Job Title: Director - Infrastructure & Cloud Operations
About the Role We’re seeking a highly skilled and visionary Director of Infrastructure & Cloud Operations to lead the strategy, design, and execution of our global Cloud and SaaS operations. You’ll own the availability, scalability, performance, and security of our platform, working closely with product, engineering, security, and customer success teams to drive operational excellence at scale. This is a senior leadership role requiring deep technical expertise, strong strategic thinking, and a proven track record of building and running world-class Cloud/SaaS environments.
Key Responsibilities
- Lead the strategy, design, and implementation of scalable, secure, and highly available Cloud/SaaS infrastructure.
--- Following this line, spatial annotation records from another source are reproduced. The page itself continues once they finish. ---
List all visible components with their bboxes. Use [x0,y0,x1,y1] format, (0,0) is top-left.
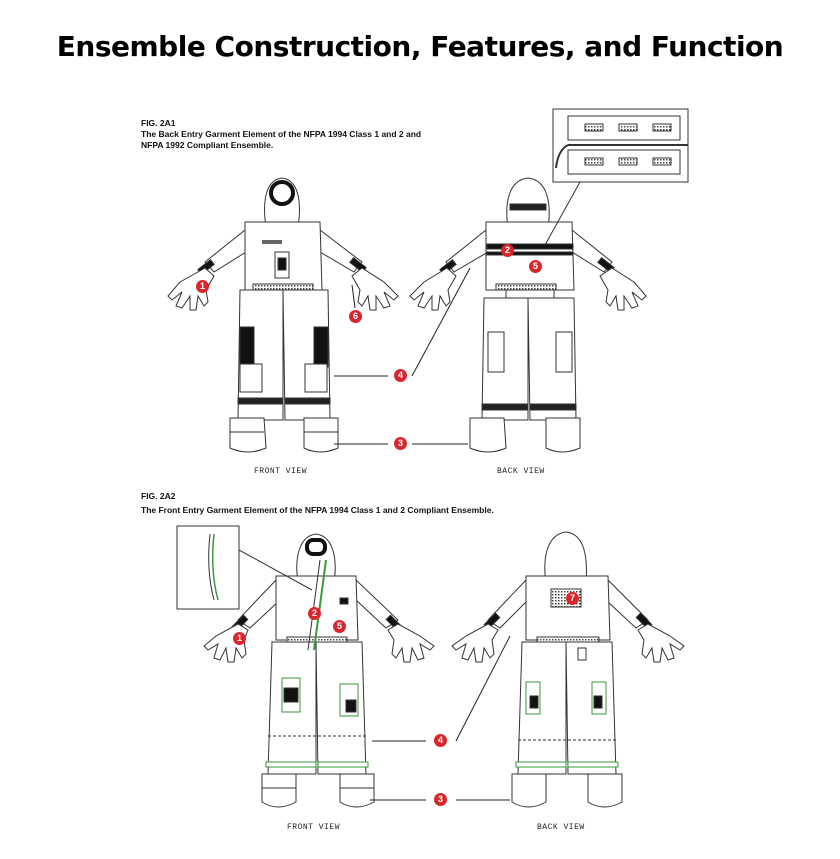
fig-2a1-front-suit [167,177,399,453]
fig-2a2-callout-1: 1 [233,632,246,645]
fig-2a1-callout-6: 6 [349,310,362,323]
fig-2a1-leader-lines [334,267,471,445]
fig-2a1-callout-1: 1 [196,280,209,293]
fig-2a2-callout-2: 2 [308,607,321,620]
fig-2a1-callout-2: 2 [501,244,514,257]
page-title: Ensemble Construction, Features, and Fun… [56,30,784,63]
fig-2a2-callout-3: 3 [434,793,447,806]
fig-2a2-callout-7: 7 [566,592,579,605]
fig-2a2-front-view-label: FRONT VIEW [287,823,341,832]
fig-2a1-caption: The Back Entry Garment Element of the NF… [141,129,421,151]
fig-2a2-callout-4: 4 [434,734,447,747]
fig-2a2-callout-5: 5 [333,620,346,633]
fig-2a2-caption: The Front Entry Garment Element of the N… [141,505,494,515]
fig-2a1-caption-line1: The Back Entry Garment Element of the NF… [141,129,422,139]
fig-2a2-back-suit [451,531,685,808]
fig-2a1-caption-line2: NFPA 1992 Compliant Ensemble. [141,140,274,150]
fig-2a1-label: FIG. 2A1 [141,118,176,128]
fig-2a2-leader-lines [370,635,511,801]
fig-2a1-front-view-label: FRONT VIEW [254,467,308,476]
fig-2a2-label: FIG. 2A2 [141,491,176,501]
fig-2a1-callout-3: 3 [394,437,407,450]
fig-2a1-zipper-inset [544,108,689,246]
fig-2a1-callout-4: 4 [394,369,407,382]
fig-2a1-back-suit [409,177,647,453]
fig-2a1-callout-5: 5 [529,260,542,273]
fig-2a2-back-view-label: BACK VIEW [537,823,585,832]
fig-2a1-back-view-label: BACK VIEW [497,467,545,476]
fig-2a2-zipper-inset [176,525,313,610]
- Manage and mentor a global team of Cloud and SRE engineers to deliver operational excellence.
- Oversee deployment, monitoring, incident response, and ongoing performance optimization.
- Own platform performance and availability reporting (SLAs, KPIs, SLOs).
- Define and implement best practices, standards, and governance for infrastructure and operations.
- Drive continuous improvement in reliability, cost efficiency, and security posture.
- Build and manage 24x7 NOC and on-call operations.
- Identify and mitigate risks, ensuring platform resilience and business continuity.
- Partner with stakeholders across the organization to communicate status, share insights, and support growth.
- Develop and manage infrastructure budgets and resource allocations.
Skill & Experience
- 5+ years in a Director or above leadership role, managing mission-critical SaaS/Cloud environments (AWS, Azure, etc.).
- 5+ years of hands-on experience in 24x7x365 Cloud Operations.
- Proven success designing and implementing highly available, scalable, and secure Cloud solutions.
- Expertise in Infrastructure as Code (IaC) tools: Terraform, Ansible, Chef.
- Strong knowledge of DevOps principles, CI/CD pipelines, containerization, and Kubernetes.
- Proficiency with monitoring, observability, and analytics tools (Prometheus, ELK, Dynatrace, New Relic, AppDynamics, Datadog, etc.).
- Experience managing global on-call and NOC operations (PagerDuty or similar).
- Strong understanding of cloud security principles and best practices.
- Exceptional leadership and people management skills, with a track record of building high performing teams.
- Excellent communication and stakeholder management abilities.